7 Things To Never Say During A Job Interview

Even if you’re sitting at a table drinking coffee together, a job interview is not a friend-to-friend talk. The interviewer is there to determine if you’re a good fit for the company and the position. You’re there to determine if the company is a good fit for you. Especially in an early round discussion, this is not the time to say everything on your mind. Here are some comments to skip or at least save until later in the process.

 Never Say During A Job Interview

1. My last boss was awful

This is number one. Even if your former boss could win a national Worst Boss contest, saying so to an interviewer reflects badly…on you.

“As a recruiter or hiring manager, I don’t want to hear you talk negative about your former employer or manager whether you mention their name or not,” says K.J. Proctor, executive headhunter with John H. Proctor & Associates. “If you’re coming in with that attitude, I know you’re going to bring it with you. I hear the critiquing and negativity and I’m not going to hire you.”

Criticizing your former boss shows you may have a problem with authority, says Toby Haberkorn, executive search consultant and co-author of "Best Job Search Tips for Age 60-Plus." “There are two sides to every story. No one is looking for a problem.”
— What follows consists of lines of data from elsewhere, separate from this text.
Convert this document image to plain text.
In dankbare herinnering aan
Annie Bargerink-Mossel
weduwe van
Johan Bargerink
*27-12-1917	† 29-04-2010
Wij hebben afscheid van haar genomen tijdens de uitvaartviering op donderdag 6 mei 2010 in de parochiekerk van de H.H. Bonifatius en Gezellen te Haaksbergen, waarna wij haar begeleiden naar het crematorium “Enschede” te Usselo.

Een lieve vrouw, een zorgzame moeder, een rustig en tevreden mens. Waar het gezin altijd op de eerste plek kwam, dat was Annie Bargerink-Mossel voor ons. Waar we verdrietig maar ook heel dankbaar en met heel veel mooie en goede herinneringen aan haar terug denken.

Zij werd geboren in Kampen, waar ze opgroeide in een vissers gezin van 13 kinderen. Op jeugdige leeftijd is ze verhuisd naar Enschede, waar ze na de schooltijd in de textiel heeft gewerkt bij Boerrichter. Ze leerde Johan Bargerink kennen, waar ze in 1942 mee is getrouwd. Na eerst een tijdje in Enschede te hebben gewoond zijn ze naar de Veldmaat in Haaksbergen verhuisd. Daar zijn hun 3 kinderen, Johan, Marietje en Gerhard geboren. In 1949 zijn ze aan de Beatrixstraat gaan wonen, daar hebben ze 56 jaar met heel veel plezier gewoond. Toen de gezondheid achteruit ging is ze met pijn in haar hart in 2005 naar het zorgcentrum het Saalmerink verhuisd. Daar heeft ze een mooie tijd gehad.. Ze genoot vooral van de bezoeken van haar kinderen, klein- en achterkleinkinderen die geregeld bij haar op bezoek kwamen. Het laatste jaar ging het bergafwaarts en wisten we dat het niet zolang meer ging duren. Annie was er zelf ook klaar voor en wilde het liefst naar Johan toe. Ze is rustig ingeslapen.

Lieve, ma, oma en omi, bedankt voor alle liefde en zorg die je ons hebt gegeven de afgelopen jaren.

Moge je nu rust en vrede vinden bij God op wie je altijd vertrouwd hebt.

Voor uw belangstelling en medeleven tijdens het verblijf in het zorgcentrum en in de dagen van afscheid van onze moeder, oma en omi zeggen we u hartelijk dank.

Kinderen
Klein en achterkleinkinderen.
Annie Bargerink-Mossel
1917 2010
If the interviewer asks why you left your job, be diplomatic and vague. You might cite differences of opinion in leadership styles.

2. Show me the money

Asking about salary too early in the interview process signals you’re only interested in the pay—not about fitting into the company and how you can add value. “You’re not showing enough interest in the job,” Haberkorn says. “The employer first wants to have a good understanding that you can do the job. Once you’re seen as a serious candidate, the employer will bring it up.”

After several interviews, if the employer doesn’t bring up pay, you can certainly ask what the budget or range is for the position. Do your homework so you know what other companies are paying.

3. How about vacation?

How much personal leave do I get? Asking about vacation, sick leave, personal leave or comp time during an early interview signals you care more about your time off than time working. The time to ask about vacation, sick leave and other benefits is after the company offers you the job, Proctor says. Ask too early and you won’t get an offer.

“When you’re in a high-powered company working as a team, you don’t want two or three whose major focus in ‘How many days do I get off per month,’” Proctor says. “The running joke used to be, ‘I come here for my check and you expect me to work?’”

4. Life is tough

I’m going through a divorce. I’m having a tough custody battle. I have to put my dad in a nursing home. “It’s surprising how many people will say these things in a job interview,” Haberkorn says. “It’s such a strong component of what’s going on in their lives, they just let it out without thinking. Employers won’t hire someone who they see as having personal problems that will interfere with work.” Make arrangements for backup to handle those situations and certainly don’t bring them up during the interview process.

5. I never…

Any comment that starts, “I never” reflects poorly on you. I never make coffee. I never travel. I never work over the weekend. “If you know there are some things you can’t bend on, then do your due diligence before the interview,” Proctor says.

6. Nope, no questions

When a potential employer asks if you have any questions for her and your answer is, “no,” that sends a bad message. “This shows you don’t have serious interest in the job and that you haven’t done any research about the company or job,” Haberkorn says. “The interviewer may wonder about your commitment to the position being offered. There’s a type of person who likes to get interview practice. If you don’t have any questions, the interviewer will think you’re just interviewing for practice.”

7. I have a side gig

Whether it’s selling cosmetics, personal training, selling on eBay or some other side hustle, the interviewer does not want to know you have a side gig. The employer will wonder about your commitment to the job and whether you’ll use company resources to support your other business, Haberkorn says. If the only business cards you have are for the side gig, get some more made before the interview.

The bottom line: Certainly ask relevant questions about the company and the industry. But if you’re wondering whether you should bring up something personal during the interview, the answer is probably no. Silence is golden.